Escrever é mandar recado. A receita de uma sobremesa é um recado. O convite para a festa de 15 anos é um recado. O horóscopo publicado no jornal é um recado. A redação da escola é um recado. Ensaios, dissertações e teses também.

Mandamos e recebemos recados todos os dias. A doméstica anota a mensagem para a patroa ausente. O médico prescreve remédios para o enfermo. O professor dá o tema da pesquisa. Você escreve um e-mail para o amigo. Seu colega manda um bilhete pra você. É tudo recado.
O trabalho escolar – de qualquer nível – é recado. Então, por que o frio na espinha? Só de pensar nele as mãos gelam. O coração dispara. O suor jorra. Esses sintomas têm nome – medo. Dois monstros respondem pelo pavor. Um: o que dizer. O outro: como dizer.

Desafio
Sobre o que escrever? Eis o grande desafio. Sem enfrentá-lo, nada feito. Uma ideia vaga na cabeça, a folha em branco e o teclado do computador? Acredite. Só com eles você não chega a lugar nenhum. É preciso pôr os pés no chão. Pensar. E deixar as ideias bem claras.

Guarde isto: você vai escrever um pequeno texto, não um verbete de enciclopédia. O primeiro passo é traçar uma rota. Uma só. Especifique a ideia vaga que tem em mente, restrinja o tema, ponha-lhe limites. Em suma: selecione um item particular no leque de possibilidades.

Escolha
Digamos que o tema seja moda. Ele oferece uma gama enorme de aspectos: a indústria da moda, quanto custa andar na moda, a moda ditada pela televisão, a moda dos anos 60, a moda hippie, a moda do verão, a história da moda, dize-me como te vestes e dir-te-ei quem és, os destaques dos desfiles de Milão, a moda no circuito Paris-Milão-Nova York. Etc. e tal.

Viu? Os tópicos destacam galhos de uma imensa floresta. Mais restrito, o tema se torna mais concreto. Ao se decidir por um, esquecem-se os demais. Concentram-se os esforços no desenvolvimento do eleito.

Olho vivo
A escolha exige cuidados. O mais importante: não fugir do tema. Impõe-se ter certeza de que o aspecto está relacionado com ele. Bem amarradinho. Mais ou menos não vale. Suponha que o tema seja criminalidade. Você optou pelo tópico violência na tevê. Meio fora, não? Deixe-o de lado.

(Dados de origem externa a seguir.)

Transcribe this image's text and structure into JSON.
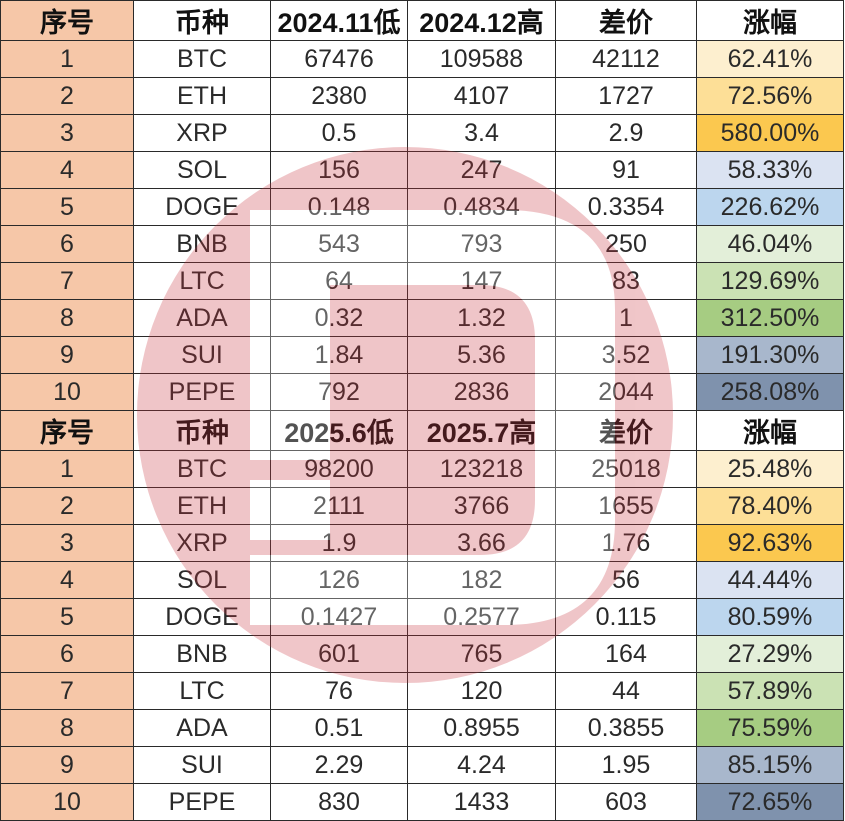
{
  "tables": [
    {
      "header": [
        "序号",
        "币种",
        "2024.11低",
        "2024.12高",
        "差价",
        "涨幅"
      ],
      "rows": [
        [
          "1",
          "BTC",
          "67476",
          "109588",
          "42112",
          "62.41%"
        ],
        [
          "2",
          "ETH",
          "2380",
          "4107",
          "1727",
          "72.56%"
        ],
        [
          "3",
          "XRP",
          "0.5",
          "3.4",
          "2.9",
          "580.00%"
        ],
        [
          "4",
          "SOL",
          "156",
          "247",
          "91",
          "58.33%"
        ],
        [
          "5",
          "DOGE",
          "0.148",
          "0.4834",
          "0.3354",
          "226.62%"
        ],
        [
          "6",
          "BNB",
          "543",
          "793",
          "250",
          "46.04%"
        ],
        [
          "7",
          "LTC",
          "64",
          "147",
          "83",
          "129.69%"
        ],
        [
          "8",
          "ADA",
          "0.32",
          "1.32",
          "1",
          "312.50%"
        ],
        [
          "9",
          "SUI",
          "1.84",
          "5.36",
          "3.52",
          "191.30%"
        ],
        [
          "10",
          "PEPE",
          "792",
          "2836",
          "2044",
          "258.08%"
        ]
      ]
    },
    {
      "header": [
        "序号",
        "币种",
        "2025.6低",
        "2025.7高",
        "差价",
        "涨幅"
      ],
      "rows": [
        [
          "1",
          "BTC",
          "98200",
          "123218",
          "25018",
          "25.48%"
        ],
        [
          "2",
          "ETH",
          "2111",
          "3766",
          "1655",
          "78.40%"
        ],
        [
          "3",
          "XRP",
          "1.9",
          "3.66",
          "1.76",
          "92.63%"
        ],
        [
          "4",
          "SOL",
          "126",
          "182",
          "56",
          "44.44%"
        ],
        [
          "5",
          "DOGE",
          "0.1427",
          "0.2577",
          "0.115",
          "80.59%"
        ],
        [
          "6",
          "BNB",
          "601",
          "765",
          "164",
          "27.29%"
        ],
        [
          "7",
          "LTC",
          "76",
          "120",
          "44",
          "57.89%"
        ],
        [
          "8",
          "ADA",
          "0.51",
          "0.8955",
          "0.3855",
          "75.59%"
        ],
        [
          "9",
          "SUI",
          "2.29",
          "4.24",
          "1.95",
          "85.15%"
        ],
        [
          "10",
          "PEPE",
          "830",
          "1433",
          "603",
          "72.65%"
        ]
      ]
    }
  ],
  "colors": {
    "index_column": "#f6c7a8",
    "change_column": [
      "#fdefcf",
      "#fddf97",
      "#fbc84f",
      "#dbe3f2",
      "#bcd6ee",
      "#e3efd9",
      "#cbe2b4",
      "#a6cc82",
      "#a8b7cc",
      "#7f92ad"
    ],
    "watermark": "#c8323c"
  },
  "watermark_icon": "stylized-b-logo-icon"
}
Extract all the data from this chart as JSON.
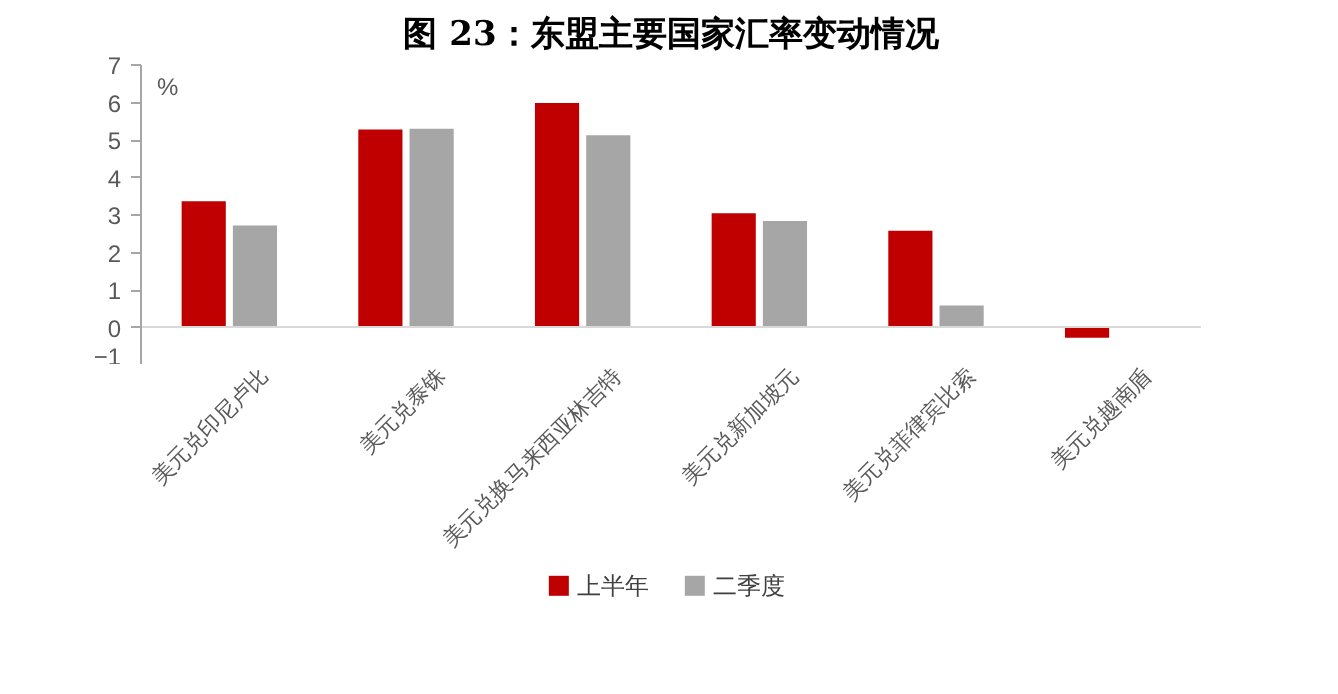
{
  "chart_data": {
    "type": "bar",
    "title": "图 23：东盟主要国家汇率变动情况",
    "categories": [
      "美元兑印尼卢比",
      "美元兑泰铢",
      "美元兑换马来西亚林吉特",
      "美元兑新加坡元",
      "美元兑菲律宾比索",
      "美元兑越南盾"
    ],
    "series": [
      {
        "name": "上半年",
        "color": "#c00000",
        "values": [
          3.37,
          5.28,
          5.99,
          3.05,
          2.58,
          -0.27
        ]
      },
      {
        "name": "二季度",
        "color": "#a6a6a6",
        "values": [
          2.72,
          5.3,
          5.13,
          2.84,
          0.59,
          0
        ]
      }
    ],
    "ylim": [
      -1,
      7
    ],
    "yticks": [
      -1,
      0,
      1,
      2,
      3,
      4,
      5,
      6,
      7
    ],
    "annotations": [
      "%"
    ],
    "legend": "bottom",
    "grid": false
  }
}
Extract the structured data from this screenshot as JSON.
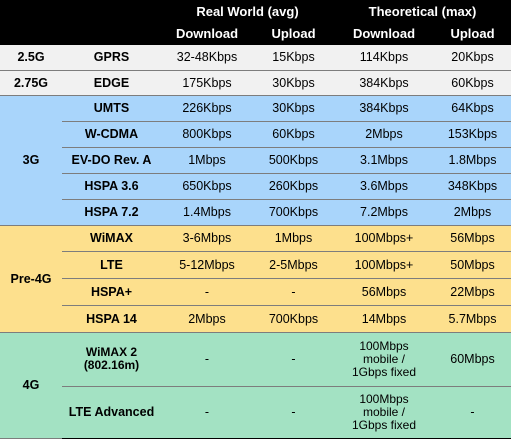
{
  "header": {
    "real_world": "Real World (avg)",
    "theoretical": "Theoretical (max)",
    "download": "Download",
    "upload": "Upload",
    "download2": "Download",
    "upload2": "Upload"
  },
  "groups": {
    "g25": "2.5G",
    "g275": "2.75G",
    "g3": "3G",
    "pre4g": "Pre-4G",
    "g4": "4G"
  },
  "rows": [
    {
      "tech": "GPRS",
      "rw_down": "32-48Kbps",
      "rw_up": "15Kbps",
      "th_down": "114Kbps",
      "th_up": "20Kbps"
    },
    {
      "tech": "EDGE",
      "rw_down": "175Kbps",
      "rw_up": "30Kbps",
      "th_down": "384Kbps",
      "th_up": "60Kbps"
    },
    {
      "tech": "UMTS",
      "rw_down": "226Kbps",
      "rw_up": "30Kbps",
      "th_down": "384Kbps",
      "th_up": "64Kbps"
    },
    {
      "tech": "W-CDMA",
      "rw_down": "800Kbps",
      "rw_up": "60Kbps",
      "th_down": "2Mbps",
      "th_up": "153Kbps"
    },
    {
      "tech": "EV-DO Rev. A",
      "rw_down": "1Mbps",
      "rw_up": "500Kbps",
      "th_down": "3.1Mbps",
      "th_up": "1.8Mbps"
    },
    {
      "tech": "HSPA 3.6",
      "rw_down": "650Kbps",
      "rw_up": "260Kbps",
      "th_down": "3.6Mbps",
      "th_up": "348Kbps"
    },
    {
      "tech": "HSPA 7.2",
      "rw_down": "1.4Mbps",
      "rw_up": "700Kbps",
      "th_down": "7.2Mbps",
      "th_up": "2Mbps"
    },
    {
      "tech": "WiMAX",
      "rw_down": "3-6Mbps",
      "rw_up": "1Mbps",
      "th_down": "100Mbps+",
      "th_up": "56Mbps"
    },
    {
      "tech": "LTE",
      "rw_down": "5-12Mbps",
      "rw_up": "2-5Mbps",
      "th_down": "100Mbps+",
      "th_up": "50Mbps"
    },
    {
      "tech": "HSPA+",
      "rw_down": "-",
      "rw_up": "-",
      "th_down": "56Mbps",
      "th_up": "22Mbps"
    },
    {
      "tech": "HSPA 14",
      "rw_down": "2Mbps",
      "rw_up": "700Kbps",
      "th_down": "14Mbps",
      "th_up": "5.7Mbps"
    },
    {
      "tech_line1": "WiMAX 2",
      "tech_line2": "(802.16m)",
      "rw_down": "-",
      "rw_up": "-",
      "th_line1": "100Mbps",
      "th_line2": "mobile /",
      "th_line3": "1Gbps fixed",
      "th_up": "60Mbps"
    },
    {
      "tech": "LTE Advanced",
      "rw_down": "-",
      "rw_up": "-",
      "th_line1": "100Mbps",
      "th_line2": "mobile /",
      "th_line3": "1Gbps fixed",
      "th_up": "-"
    }
  ]
}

Busque um mais claramente ligado ao tema. Por exemplo: relação do consumo de drogas com o aumento da criminalidade.

Resumo da ópera
Definido o rumo, adeus, sensação de que só um livro seria capaz de esgotar o assunto.

Diquinha útil 1
Escrever é habilidade como nadar, saltar, digitar. Exige treino. Escreva muito e sempre. Todos os dias. Não se preocupe com a correção. Escreva e jogue no lixo. A prática desinibe a cabeça e solta a mão. Com ela, adeus, sensação de que não há nada a dizer. Adeus, sensação de que só um verbete de enciclopédia pode dar o recado.

Diquinha útil 2
Sobre o que escrever? Sobre qualquer assunto. Você escolhe. Gosta de futebol? Fale sobre a partida que você viu na tevê. Prefere novela? Escreva sobre um aspecto — um personagem especial, uma passagem inesperada, o encontro amoroso. Tem uma quedinha pelo telejornal? Redija sobre o tópico que lhe chamou a atenção.

O importante é escrever — muiiiiiiiiiiiiiito e semmmmmmmmmmmpre.